As I worked at my previous employer, CUDA system there was multi-process-single-thread (MPST). In each process, there was a singleton that manages CUDA resources (stream, device memory, etc.). In particular, during execution, there is only one CUDA stream to queue GPU operations (memory copy and kernel launch). A device memory heap (bookkeeping) was developed to allocate device memory without going through CUDA APIs (e.g., cudaMalloc). We were quite used to the following mode of programming:
(1) ptr1 = allocator(size1);
(2) knl_1<<<…, exec_stream>>>(ptr1);
(3) deallocator(ptr1)
(4) ptr2 = allocator(size2);
(5) knl_2<<<…,exec_stream>>>(ptr2);
(6) deallocator(ptr2);
Due to async behavior of kernel launch, ptr1 may be returned to heap before knl_1 finishes, and it is very likely that ptr2 overlaps with ptr1. But this is not a race condition between knl_1 and knl_2, as there is only one queue (stream) of execution.

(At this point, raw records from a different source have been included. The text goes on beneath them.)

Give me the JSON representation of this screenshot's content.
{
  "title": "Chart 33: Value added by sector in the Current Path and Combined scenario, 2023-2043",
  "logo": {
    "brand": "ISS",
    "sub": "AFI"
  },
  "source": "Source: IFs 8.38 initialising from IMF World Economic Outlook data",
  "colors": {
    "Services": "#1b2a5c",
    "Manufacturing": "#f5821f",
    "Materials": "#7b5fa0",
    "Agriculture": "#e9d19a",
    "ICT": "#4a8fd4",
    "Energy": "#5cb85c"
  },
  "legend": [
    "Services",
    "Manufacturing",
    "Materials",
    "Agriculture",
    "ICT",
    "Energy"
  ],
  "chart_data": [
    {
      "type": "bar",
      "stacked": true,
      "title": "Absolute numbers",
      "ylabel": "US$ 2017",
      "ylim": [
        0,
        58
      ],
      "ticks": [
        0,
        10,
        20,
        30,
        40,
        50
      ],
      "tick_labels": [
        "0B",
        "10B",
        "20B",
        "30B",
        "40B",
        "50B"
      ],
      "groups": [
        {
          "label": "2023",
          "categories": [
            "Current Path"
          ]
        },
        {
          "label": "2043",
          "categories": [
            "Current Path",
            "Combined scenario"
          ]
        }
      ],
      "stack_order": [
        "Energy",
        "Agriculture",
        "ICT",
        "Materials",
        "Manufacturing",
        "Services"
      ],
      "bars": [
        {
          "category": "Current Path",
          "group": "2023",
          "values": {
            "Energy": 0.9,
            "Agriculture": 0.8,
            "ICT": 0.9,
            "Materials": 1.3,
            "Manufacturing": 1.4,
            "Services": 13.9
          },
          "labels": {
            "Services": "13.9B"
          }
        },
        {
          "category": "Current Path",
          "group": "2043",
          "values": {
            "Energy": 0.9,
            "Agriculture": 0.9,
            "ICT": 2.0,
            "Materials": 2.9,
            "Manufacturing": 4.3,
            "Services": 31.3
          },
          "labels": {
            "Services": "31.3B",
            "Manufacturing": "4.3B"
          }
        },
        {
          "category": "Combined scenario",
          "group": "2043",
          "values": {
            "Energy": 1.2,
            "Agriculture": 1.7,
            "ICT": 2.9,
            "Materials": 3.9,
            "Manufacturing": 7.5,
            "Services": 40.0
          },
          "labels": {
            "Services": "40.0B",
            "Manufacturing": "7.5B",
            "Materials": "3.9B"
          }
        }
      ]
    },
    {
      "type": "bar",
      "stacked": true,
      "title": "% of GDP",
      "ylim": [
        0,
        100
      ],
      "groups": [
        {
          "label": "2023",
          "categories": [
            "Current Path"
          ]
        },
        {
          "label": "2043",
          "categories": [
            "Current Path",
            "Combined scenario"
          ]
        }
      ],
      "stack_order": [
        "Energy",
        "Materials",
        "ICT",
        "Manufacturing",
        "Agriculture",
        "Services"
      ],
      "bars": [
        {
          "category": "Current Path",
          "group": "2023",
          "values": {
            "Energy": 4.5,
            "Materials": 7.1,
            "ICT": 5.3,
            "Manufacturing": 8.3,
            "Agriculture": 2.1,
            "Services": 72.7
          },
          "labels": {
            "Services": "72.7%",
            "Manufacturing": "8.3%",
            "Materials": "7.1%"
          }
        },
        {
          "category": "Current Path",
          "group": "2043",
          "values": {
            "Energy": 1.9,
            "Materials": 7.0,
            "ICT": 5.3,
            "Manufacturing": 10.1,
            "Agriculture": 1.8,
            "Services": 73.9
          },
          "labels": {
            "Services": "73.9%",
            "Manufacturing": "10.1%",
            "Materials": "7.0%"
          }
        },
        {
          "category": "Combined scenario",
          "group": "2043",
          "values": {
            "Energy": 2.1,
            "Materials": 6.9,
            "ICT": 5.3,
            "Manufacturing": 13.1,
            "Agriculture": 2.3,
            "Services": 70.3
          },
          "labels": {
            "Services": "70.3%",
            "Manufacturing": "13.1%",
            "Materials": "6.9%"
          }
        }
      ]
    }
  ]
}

Now I am working at a different employer, which adopts multi-threading in each process. Similarly, CUDA resource manager is a singleton. Each thread has a separate CUDA stream. It seems to me that the old programming mode may not work under the new infra, as explained in the following flow:
thread 1
(1) ptr1 = allocator(size1);
(2) knl_1<<<…, exec_stream_1>>>(ptr1);
(3) deallocator(ptr1)
(4) ptr2 = allocator(size2);
(5) knl_2<<<…,exec_stream_1>>>(ptr2);
(6) deallocator(ptr2);
thread 2
(1) ptr3 = allocator(size3);
(2) knl_3<<<…, exec_stream_2>>>(ptr3);
(3) deallocator(ptr3)
(4) ptr4 = allocator(size4);
(5) knl_4<<<…,exec_stream_2>>>(ptr4);
(6) deallocator(ptr4);
It is very likely that ptr1 overlaps ptr3, leading to a race condition between knl_1 and knl_3. The only solution I can think of, is to call cudaStreamSynchronize before calling deallocator. This will surely introduce system slowdown.
I need advice from CUDA architects: in CUDA systems, especially for processes interacting with GPU hardware, do we prefer single-thread over multi-thread?